BACKING
—is the term used for the first time of mounting a colt (or taking seat upon the saddle) after he has been previously handled, quieted, stabled, and accustomed to the mouthing-bit, the cavezon, martingal, lunging-rein, saddle, and the whole of the apparatus with which he has been led his different paces in the ring: all this he should be brought to submit to most quietly, as well as to the being saddled, and every part of liable discipline, before any attempt is made to back him; if not, it cannot be termed a systematic completion of the business. As backing a colt (after every precaution) requires a certain degree of cool and steady fortitude appertaining principally to the breaker, whose province it is, (and is but little attempted by others,) a minute description of the means and ceremony could prove but of little utility here, and is of course for that reason dispensed with.

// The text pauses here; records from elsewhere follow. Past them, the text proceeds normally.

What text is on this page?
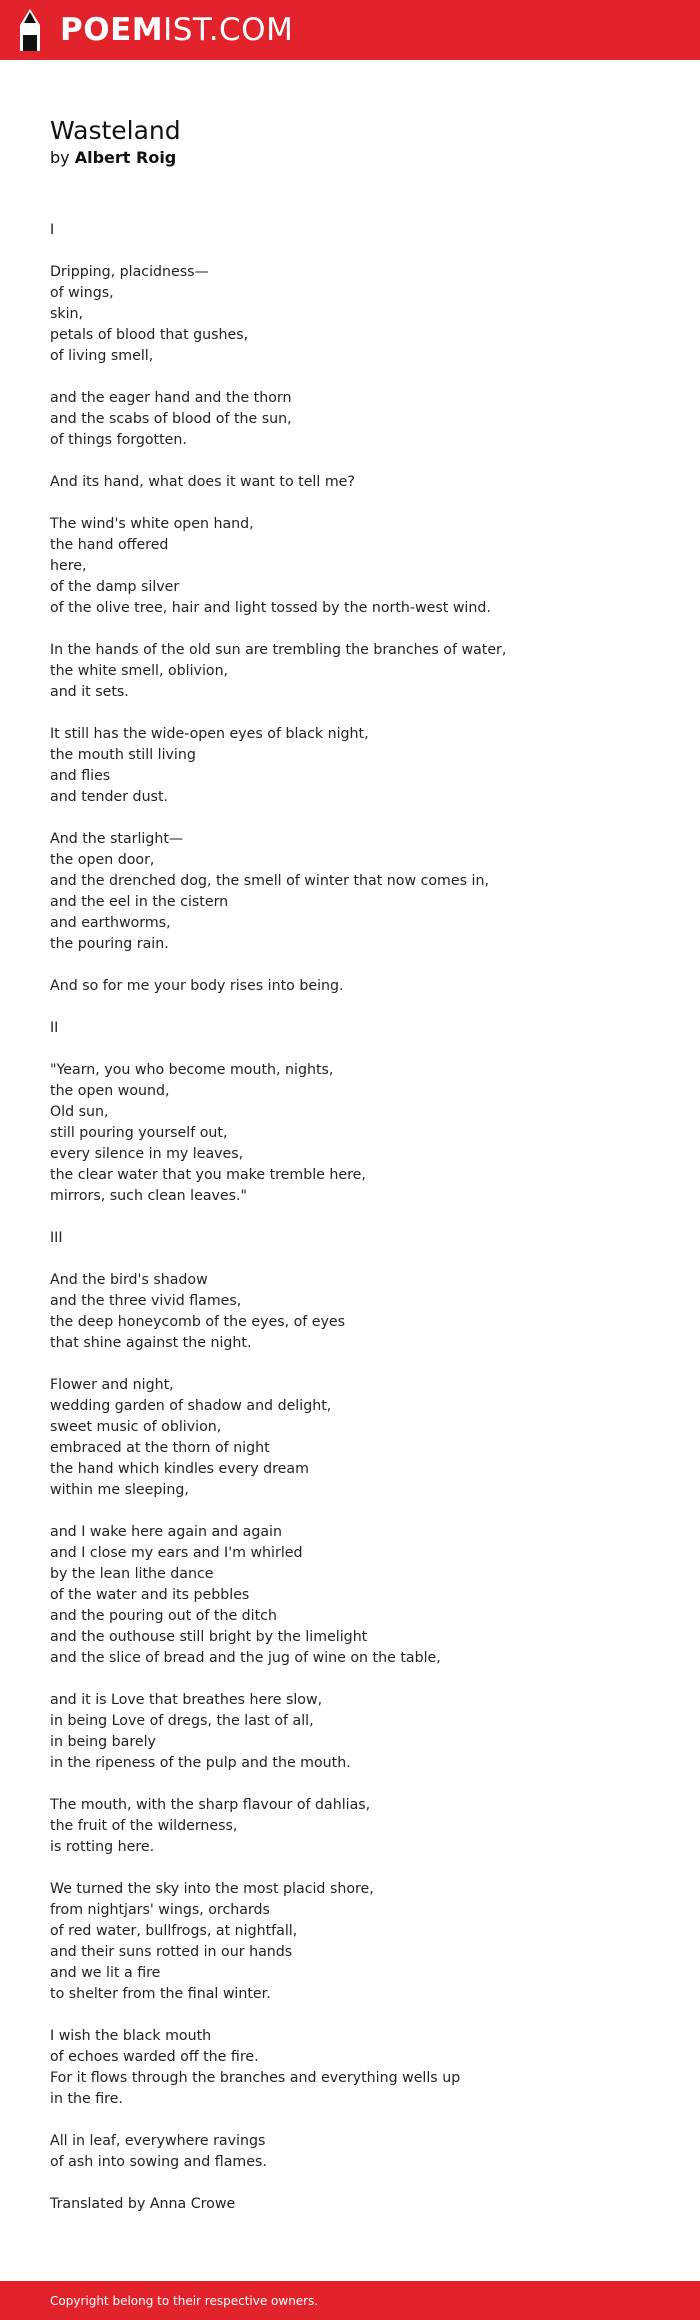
POEMIST.COM
Wasteland
by Albert Roig
I
Dripping, placidness—
of wings,
skin,
petals of blood that gushes,
of living smell,
and the eager hand and the thorn
and the scabs of blood of the sun,
of things forgotten.
And its hand, what does it want to tell me?
The wind's white open hand,
the hand offered
here,
of the damp silver
of the olive tree, hair and light tossed by the north-west wind.
In the hands of the old sun are trembling the branches of water,
the white smell, oblivion,
and it sets.
It still has the wide-open eyes of black night,
the mouth still living
and flies
and tender dust.
And the starlight—
the open door,
and the drenched dog, the smell of winter that now comes in,
and the eel in the cistern
and earthworms,
the pouring rain.
And so for me your body rises into being.
II
"Yearn, you who become mouth, nights,
the open wound,
Old sun,
still pouring yourself out,
every silence in my leaves,
the clear water that you make tremble here,
mirrors, such clean leaves."
III
And the bird's shadow
and the three vivid flames,
the deep honeycomb of the eyes, of eyes
that shine against the night.
Flower and night,
wedding garden of shadow and delight,
sweet music of oblivion,
embraced at the thorn of night
the hand which kindles every dream
within me sleeping,
and I wake here again and again
and I close my ears and I'm whirled
by the lean lithe dance
of the water and its pebbles
and the pouring out of the ditch
and the outhouse still bright by the limelight
and the slice of bread and the jug of wine on the table,
and it is Love that breathes here slow,
in being Love of dregs, the last of all,
in being barely
in the ripeness of the pulp and the mouth.
The mouth, with the sharp flavour of dahlias,
the fruit of the wilderness,
is rotting here.
We turned the sky into the most placid shore,
from nightjars' wings, orchards
of red water, bullfrogs, at nightfall,
and their suns rotted in our hands
and we lit a fire
to shelter from the final winter.
I wish the black mouth
of echoes warded off the fire.
For it flows through the branches and everything wells up
in the fire.
All in leaf, everywhere ravings
of ash into sowing and flames.
Translated by Anna Crowe
Copyright belong to their respective owners.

Opinion and practice have very much varied in respect to the age most proper for backing a colt, or even taking him in hand. Not more than half a century past, colts were never touched (upon the score of handling) till rising four, backed and brought into very gentle use when rising five, and never seen in constant work till nearly or full six years old. But so wonderfully has fashionable refinement operated upon the human mind, and so constantly is it agitated by the fascinating effusions of novelty and innovation, that we now find colts handled at two, broke (and racing) at three, and in constant work at four, in every part of the kingdom; in consequence of which impatient and premature improvement upon the judgment and practice of our forefathers, we now daily observe horses at five, six, and seven years old, more impaired in their powers, than they formerly were at double that age, to the evident production of strained sinews, swelled legs, splents, sprains, wind-galls, and the long list of ills so admirably calculated for the support of the new generation of veterinarians, who are daily emerging from obscurity, and for whom employment must necessarily be obtained.